Open anirban-mu opened 8 months ago
Hmmm, it is difficult to say without seeing how you instantiated your models. Could you share your full code with respect to that? There might be something going in with the variant of BERTopic that you are using or any other changes that you might have made to the model.
I can't share the original code as the variable names etc. are all linked to things I cannot share. I have tried to create a MWE taking away those elements and replacing them (particularly, the data) but I am unable to reproduce the error. Sorry, I know this is crucial to debugging but when I try to create a MWE, I end up with a pretty generic version that works.
Hmmm, this is quite difficult. Without a way for me to reproduce the issue, I am not sure if I can uncover what the exact issue is exactly. It is like looking for a needle in a haystack without knowing what the needle actually is.

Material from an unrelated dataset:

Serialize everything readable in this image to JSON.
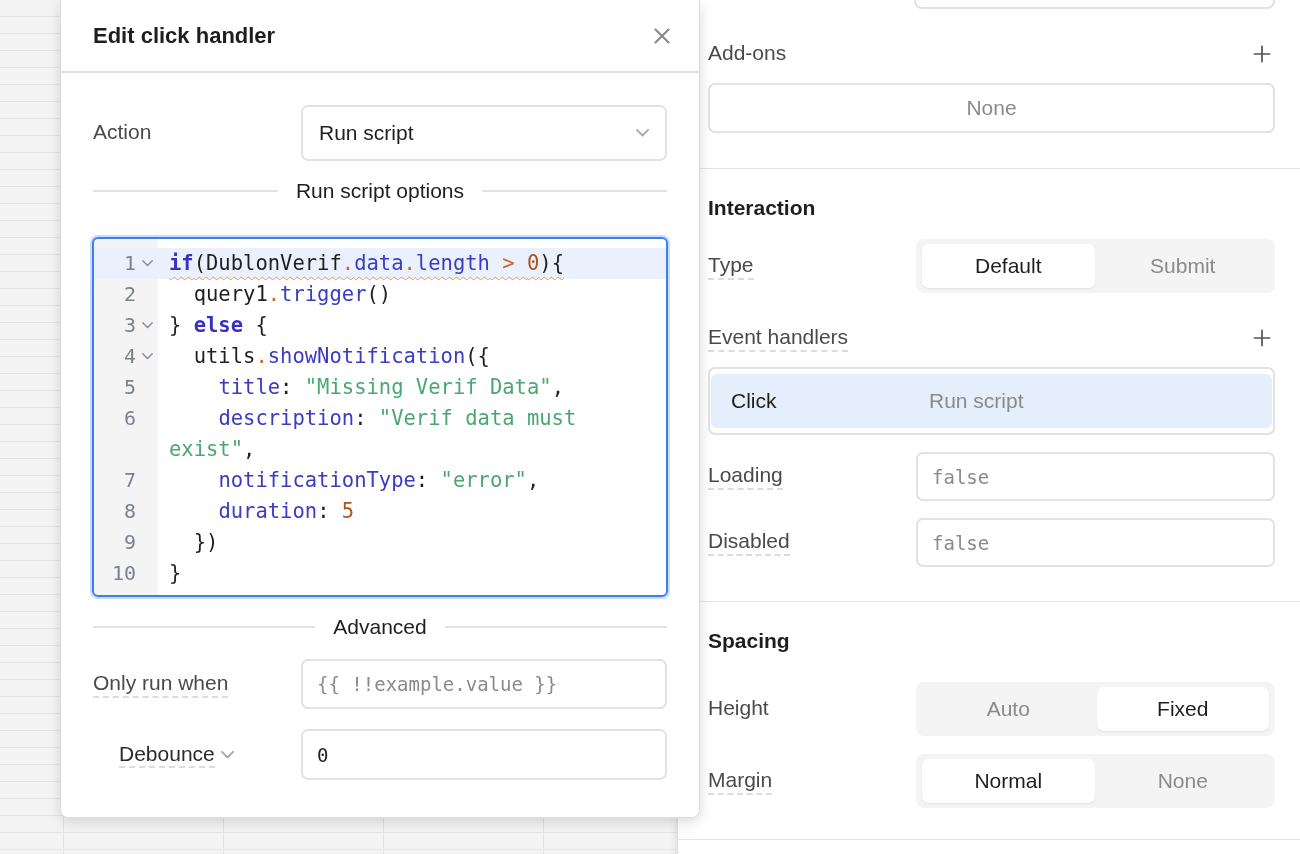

Let's approach it a bit differently then. Could you share what is inside BERTopic(embedding_model=embedding_model, umap_model=umap_model, hdbscan_model=hdbscan_model, representation_model=representation_model, calculate_probabilities=True)
? These variables might give some clues.
This is the code after stripping out variables names etc. so there is a non zero probability of errors introduced in the changes. In short, two models are run on each df -- one on column1 and the other on column2. The topic probabilities from these models when given both columns concatenated is the object of interest. This way the model estimated on column1 is used to assign probabilities for both column1 and column2, the one on column2 likewise. Thus for two columns and 2 datasets, I end up with 4 matrices of probabilities. The embeddings are precomputed and saved. These are likewise stacked vertically mirroring the concatenation of inputs.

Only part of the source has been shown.